Леопольду Маркони-старшему стало ясно, что такой юноша, будь он спартанцем, погиб бы еще ребенком. Исторические условия, время, в которое мы живем, не раз говорил на собраниях культурбунда Леопольд Маркони, требуют воспитания спартанского духа в нашей молодежи. Иными словами, наше время — это не время миндальных пирожных и сдобных кексов.

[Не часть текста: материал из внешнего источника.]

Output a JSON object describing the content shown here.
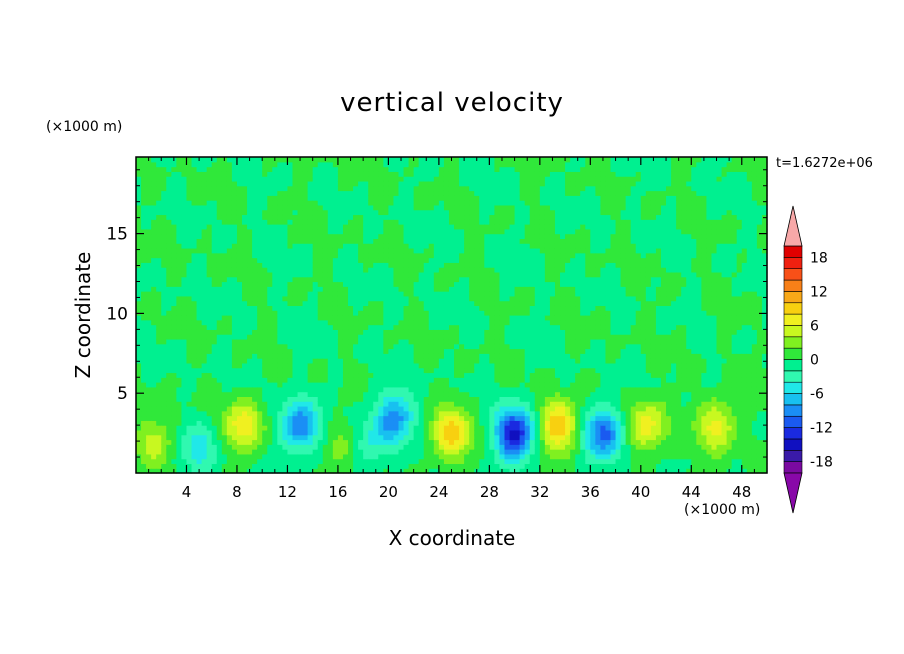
{
  "chart_data": {
    "type": "heatmap",
    "title": "vertical velocity",
    "xlabel": "X coordinate",
    "ylabel": "Z coordinate",
    "x_unit": "(×1000 m)",
    "y_unit": "(×1000 m)",
    "time_label": "t=1.6272e+06",
    "xlim": [
      0,
      50
    ],
    "ylim": [
      0,
      19.8
    ],
    "x_ticks": [
      4,
      8,
      12,
      16,
      20,
      24,
      28,
      32,
      36,
      40,
      44,
      48
    ],
    "y_ticks": [
      5,
      10,
      15
    ],
    "colorbar": {
      "levels": [
        -20,
        -18,
        -16,
        -14,
        -12,
        -10,
        -8,
        -6,
        -4,
        -2,
        0,
        2,
        4,
        6,
        8,
        10,
        12,
        14,
        16,
        18,
        20
      ],
      "tick_labels": [
        "18",
        "12",
        "6",
        "0",
        "-6",
        "-12",
        "-18"
      ],
      "tick_values": [
        18,
        12,
        6,
        0,
        -6,
        -12,
        -18
      ],
      "colors": [
        "#7a0aa0",
        "#3a1aa8",
        "#1010c0",
        "#1a2ae0",
        "#1a5af0",
        "#1a8ef5",
        "#18c0f0",
        "#20e8e8",
        "#30f8b0",
        "#00f090",
        "#30e83a",
        "#80f020",
        "#c8f820",
        "#f0f020",
        "#f8d010",
        "#f8a818",
        "#f88018",
        "#f85018",
        "#f02010",
        "#e00000"
      ],
      "over_color": "#f8a8a8",
      "under_color": "#8808a8"
    },
    "features": [
      {
        "x": 8.5,
        "z": 3.0,
        "w": 7.5
      },
      {
        "x": 13.0,
        "z": 3.0,
        "w": -10.0
      },
      {
        "x": 20.5,
        "z": 3.5,
        "w": -9.0
      },
      {
        "x": 25.0,
        "z": 2.5,
        "w": 9.0
      },
      {
        "x": 30.0,
        "z": 2.5,
        "w": -15.0
      },
      {
        "x": 33.5,
        "z": 3.0,
        "w": 10.0
      },
      {
        "x": 37.0,
        "z": 2.5,
        "w": -11.0
      },
      {
        "x": 40.5,
        "z": 3.0,
        "w": 7.0
      },
      {
        "x": 46.0,
        "z": 3.0,
        "w": 7.0
      },
      {
        "x": 1.5,
        "z": 2.0,
        "w": 4.5
      },
      {
        "x": 5.0,
        "z": 1.5,
        "w": -5.0
      },
      {
        "x": 18.5,
        "z": 2.0,
        "w": -4.0
      },
      {
        "x": 16.5,
        "z": 2.0,
        "w": 3.0
      }
    ]
  }
}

Глубоко в душе Маркони-старший носил боль, о которой никогда никому не говорил. Боль сжимала его сердце и жила там, внутри, в грудной клетке, так что Маркони ночи напролет не смыкал глаз. Он отдавал себе полный отчет в том, что тогда, в девятнадцатом году, он ползал по мостовой от страха и при столкновении с настоящей опасностью почувствовал пустоту в желудке, холодный пот на лбу и дрожь в коленях. Хорошо помнил, что тогда он не смог совладать с жутким страхом, и ужас охватывал его при мысли, что в его сыне получила развитие и полностью воплотилась именно эта его мелкая черта. В нем самом она проявилась лишь несколько раз в жизни, а по-настоящему Маркони стыдился только одного случая, когда он ползал на брюхе перед грязным смердом в измятой униформе. Прочие случаи были столь незначительны, что не стоило бы о них даже и упоминать, если бы в сыне, в его единственном сыне, эта черта вдруг не расцвела столь пышно.